Setahun Perang, Penduduk Gaza Frustasi dengan Rekonstruksi yang Lambat
Selama serangan Israel di Jalur Gaza tahun lalu, apartemen Imadeldin Abed menjadi tempat perlindungan bagi 13 orang.
Penulis: Andari Wulan Nugrahani
Editor: Miftah
Pindah apartemen sewaan
Sejak serangan itu, Abed dan keluarganya telah pindah ke apartemen sewaan bersama putra-putranya yang sudah menikah.
"Kami memulai hidup kami dari awal. Apartemen saya, dan apartemen anak laki-laki saya yang sudah menikah, semuanya menghilang dalam sekejap," jelas Abed.
"Kami di sini tanpa perabotan, pakaian, atau uang. Semuanya hancur."
Apartemen tempat tinggal Abed saat ini kecil dan penuh sesak.
Dia mengatakan belum menerima bantuan apa pun dari organisasi internasional atau pemerintah.
"Selama setahun terakhir, kami telah menerima banyak janji rekonstruksi dari UNRWA dan PBB tetapi tidak berhasil," kata Abed, yang merupakan pegawai pemerintah.
"Memperlengkapi apartemen saya menghabiskan biaya sekitar $80.000 dan, dalam hitungan detik, itu menguap di depan saya."
Bagi Abed, kehilangan itu sulit untuk dihadapi.
"Kami tidak bisa disalahkan atas perang.

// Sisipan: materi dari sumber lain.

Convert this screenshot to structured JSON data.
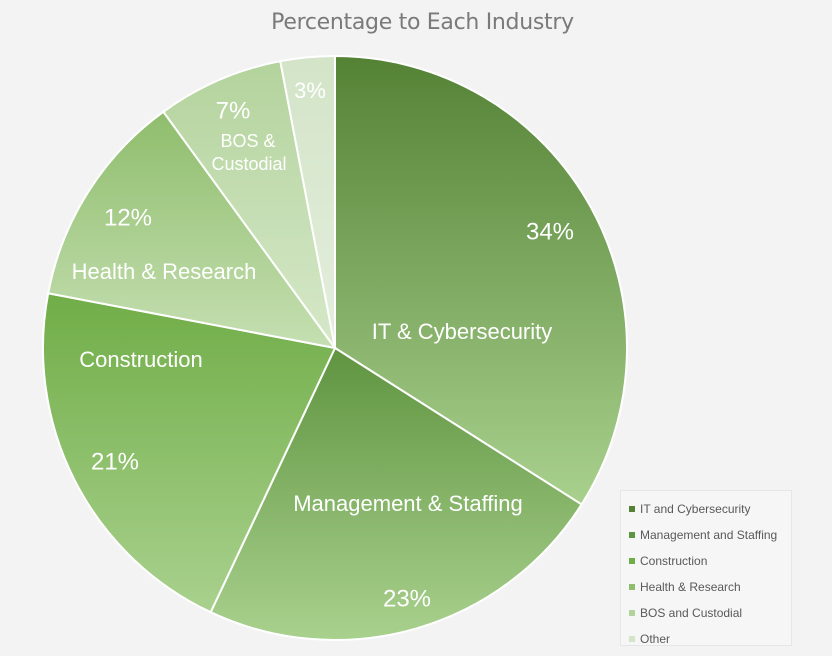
{
  "chart_data": {
    "type": "pie",
    "title": "Percentage to Each Industry",
    "slices": [
      {
        "label": "IT & Cybersecurity",
        "percent_label": "34%",
        "value": 34,
        "color_top": "#548235",
        "color_bottom": "#a9d18e"
      },
      {
        "label": "Management & Staffing",
        "percent_label": "23%",
        "value": 23,
        "color_top": "#5f9440",
        "color_bottom": "#a9d18e"
      },
      {
        "label": "Construction",
        "percent_label": "21%",
        "value": 21,
        "color_top": "#70ad47",
        "color_bottom": "#a9d18e"
      },
      {
        "label": "Health & Research",
        "percent_label": "12%",
        "value": 12,
        "color_top": "#8fbd6c",
        "color_bottom": "#c5dfb2"
      },
      {
        "label": "BOS & Custodial",
        "percent_label": "7%",
        "value": 7,
        "color_top": "#b3d39c",
        "color_bottom": "#d6e8c9"
      },
      {
        "label": "",
        "percent_label": "3%",
        "value": 3,
        "color_top": "#d3e4c8",
        "color_bottom": "#e4eedd"
      }
    ],
    "legend": {
      "position": "bottom-right",
      "entries": [
        {
          "name": "IT and Cybersecurity",
          "color": "#548235"
        },
        {
          "name": "Management and Staffing",
          "color": "#5f9440"
        },
        {
          "name": "Construction",
          "color": "#70ad47"
        },
        {
          "name": "Health & Research",
          "color": "#8fbd6c"
        },
        {
          "name": "BOS and Custodial",
          "color": "#b3d39c"
        },
        {
          "name": "Other",
          "color": "#d3e4c8"
        }
      ]
    }
  }
}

Kami ingin rumah kami segera dibangun kembali. Cukup dengan apa yang terjadi pada kami di Jalur Gaza," kata Abed.
Baca juga: Berita Foto : Tiga Warga Israel Tewas Diserang saat Hari Kemerdekaan
Keterlambatan rekonstruksi
Serangan Mei lalu ditandai dengan intensitasnya, dan penghancuran rumah dan infrastruktur sipil.
Sekitar 1.770 rumah hancur atau hancur sebagian, menurut PBB. Selain itu, 22.000 unit lainnya rusak, mengakibatkan perpindahan puluhan ribu warga Palestina, menurut pihak berwenang di Gaza.
Setidaknya empat gedung tinggi diratakan, dan 74 bangunan publik juga terkena.